Since it opened in 1997, Stone Soup has given away tons of gently used furniture, clothing and household items to the homeless and financially distressed. They also sell items at their St. Paul Park store, but they often struggle to make their $20,000 monthly overhead.

The store's new look is more than cosmetic, board president Vickie Snyder said. Stone Soup occupies a former school building that is blocks away from the main business district of St. Paul Park. They don't get a lot of traffic. Snyder hopes the improvements to the entrance will prompt customers to tell their friends and neighbors.

"I am excited about the work Mark has done," Snyder, who was out of town, said in an email. "He has been dedicated and concerned that the work he has done turns out well.

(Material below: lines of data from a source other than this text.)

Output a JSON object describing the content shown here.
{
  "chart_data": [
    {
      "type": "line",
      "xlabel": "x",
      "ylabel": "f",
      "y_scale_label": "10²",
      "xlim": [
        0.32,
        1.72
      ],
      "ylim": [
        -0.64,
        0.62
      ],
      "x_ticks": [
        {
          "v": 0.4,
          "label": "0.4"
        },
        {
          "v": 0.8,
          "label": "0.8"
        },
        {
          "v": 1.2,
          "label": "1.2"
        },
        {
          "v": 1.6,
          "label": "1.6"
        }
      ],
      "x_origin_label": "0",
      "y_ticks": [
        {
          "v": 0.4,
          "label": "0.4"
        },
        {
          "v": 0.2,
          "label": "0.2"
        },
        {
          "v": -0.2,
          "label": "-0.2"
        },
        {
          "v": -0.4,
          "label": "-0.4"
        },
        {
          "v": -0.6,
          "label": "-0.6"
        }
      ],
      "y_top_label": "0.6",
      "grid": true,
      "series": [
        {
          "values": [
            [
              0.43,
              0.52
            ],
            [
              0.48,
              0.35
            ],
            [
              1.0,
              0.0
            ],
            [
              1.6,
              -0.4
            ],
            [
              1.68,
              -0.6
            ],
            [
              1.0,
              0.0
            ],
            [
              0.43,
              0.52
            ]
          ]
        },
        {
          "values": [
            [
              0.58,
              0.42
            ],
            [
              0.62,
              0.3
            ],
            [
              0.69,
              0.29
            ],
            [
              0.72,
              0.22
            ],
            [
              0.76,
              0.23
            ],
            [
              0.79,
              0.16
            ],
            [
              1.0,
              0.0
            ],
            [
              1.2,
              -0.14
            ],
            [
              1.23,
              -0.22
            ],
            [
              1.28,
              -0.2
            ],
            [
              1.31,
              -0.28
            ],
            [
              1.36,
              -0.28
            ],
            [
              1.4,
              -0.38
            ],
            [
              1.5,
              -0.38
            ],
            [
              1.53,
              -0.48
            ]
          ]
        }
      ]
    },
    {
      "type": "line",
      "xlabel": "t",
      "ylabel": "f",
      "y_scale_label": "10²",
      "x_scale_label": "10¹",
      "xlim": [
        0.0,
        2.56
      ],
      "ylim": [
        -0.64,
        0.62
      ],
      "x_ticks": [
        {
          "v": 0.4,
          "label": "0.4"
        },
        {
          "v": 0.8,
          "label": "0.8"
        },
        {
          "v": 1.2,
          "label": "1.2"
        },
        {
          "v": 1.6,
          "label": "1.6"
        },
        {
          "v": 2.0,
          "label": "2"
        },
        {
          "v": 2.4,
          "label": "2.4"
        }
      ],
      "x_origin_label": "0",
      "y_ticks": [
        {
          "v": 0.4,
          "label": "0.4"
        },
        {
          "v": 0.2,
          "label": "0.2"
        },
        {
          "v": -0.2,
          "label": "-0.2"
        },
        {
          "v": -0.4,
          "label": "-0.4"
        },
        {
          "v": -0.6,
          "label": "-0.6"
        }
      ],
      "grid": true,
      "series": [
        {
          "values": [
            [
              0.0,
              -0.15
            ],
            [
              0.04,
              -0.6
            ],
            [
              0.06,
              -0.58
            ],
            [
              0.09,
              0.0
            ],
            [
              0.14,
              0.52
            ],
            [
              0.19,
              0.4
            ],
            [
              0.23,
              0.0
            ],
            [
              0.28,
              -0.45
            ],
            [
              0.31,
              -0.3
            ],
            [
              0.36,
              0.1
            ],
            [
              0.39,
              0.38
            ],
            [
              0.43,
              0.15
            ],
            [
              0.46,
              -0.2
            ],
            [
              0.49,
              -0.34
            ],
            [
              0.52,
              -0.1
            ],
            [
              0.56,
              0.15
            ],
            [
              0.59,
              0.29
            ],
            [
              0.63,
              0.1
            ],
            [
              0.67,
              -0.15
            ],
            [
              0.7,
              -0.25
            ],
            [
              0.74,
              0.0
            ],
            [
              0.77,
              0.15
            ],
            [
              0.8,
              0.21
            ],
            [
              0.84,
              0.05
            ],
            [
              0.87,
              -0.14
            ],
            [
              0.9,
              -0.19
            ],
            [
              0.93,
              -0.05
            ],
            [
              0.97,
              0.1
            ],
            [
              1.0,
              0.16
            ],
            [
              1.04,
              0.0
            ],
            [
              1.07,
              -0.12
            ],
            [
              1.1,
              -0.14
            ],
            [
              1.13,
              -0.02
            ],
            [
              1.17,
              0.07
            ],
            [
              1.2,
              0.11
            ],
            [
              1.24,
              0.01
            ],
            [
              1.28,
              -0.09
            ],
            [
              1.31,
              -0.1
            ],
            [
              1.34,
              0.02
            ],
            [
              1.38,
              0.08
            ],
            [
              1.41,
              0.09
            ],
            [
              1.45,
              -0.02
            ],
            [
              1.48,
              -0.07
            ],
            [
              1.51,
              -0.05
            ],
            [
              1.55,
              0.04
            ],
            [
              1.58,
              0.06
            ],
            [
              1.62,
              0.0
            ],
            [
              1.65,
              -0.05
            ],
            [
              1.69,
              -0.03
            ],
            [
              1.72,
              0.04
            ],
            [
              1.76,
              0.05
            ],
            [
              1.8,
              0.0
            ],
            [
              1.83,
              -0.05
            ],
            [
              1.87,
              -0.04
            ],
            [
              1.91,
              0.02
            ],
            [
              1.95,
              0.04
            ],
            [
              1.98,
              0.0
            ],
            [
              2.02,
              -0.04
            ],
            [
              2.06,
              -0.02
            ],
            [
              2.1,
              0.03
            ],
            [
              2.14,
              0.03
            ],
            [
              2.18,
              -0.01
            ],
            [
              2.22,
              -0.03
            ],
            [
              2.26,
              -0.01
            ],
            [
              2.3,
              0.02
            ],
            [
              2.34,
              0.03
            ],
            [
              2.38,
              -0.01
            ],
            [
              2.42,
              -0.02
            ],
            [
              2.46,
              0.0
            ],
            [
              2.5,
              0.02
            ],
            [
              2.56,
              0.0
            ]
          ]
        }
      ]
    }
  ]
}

Hopefully, our customers and the public can see that with this collaboration, that we are trying to improve our facility and that we are not going anywhere."

Wet weather delayed the project for a week. Heavy rains damaged the ceiling at the Stone Soup entrance, and the walls were too damp to paint.

The project was completed the weekend of Oct. 1. The crew included members of Boy Scout Troop 72 in Woodbury, including Arman Tabrizi and Nathaniel Moyer. Work began about 10 a.m. Saturday and concluded 4 p.m. Sunday.

Leingberger's parents, William and Mary also pitched in, as did his sister Annie, 14. Older brother John, 19, came home from college, too.

Leinberger and his fellow scouts also built a new workstation to replace the makeshift sorting table at Stone Soup. They carried it in piece by piece and assembled it in the back room.

"The original one is just the desk stacked on milk crates, so it's not very safe," Leinberger said.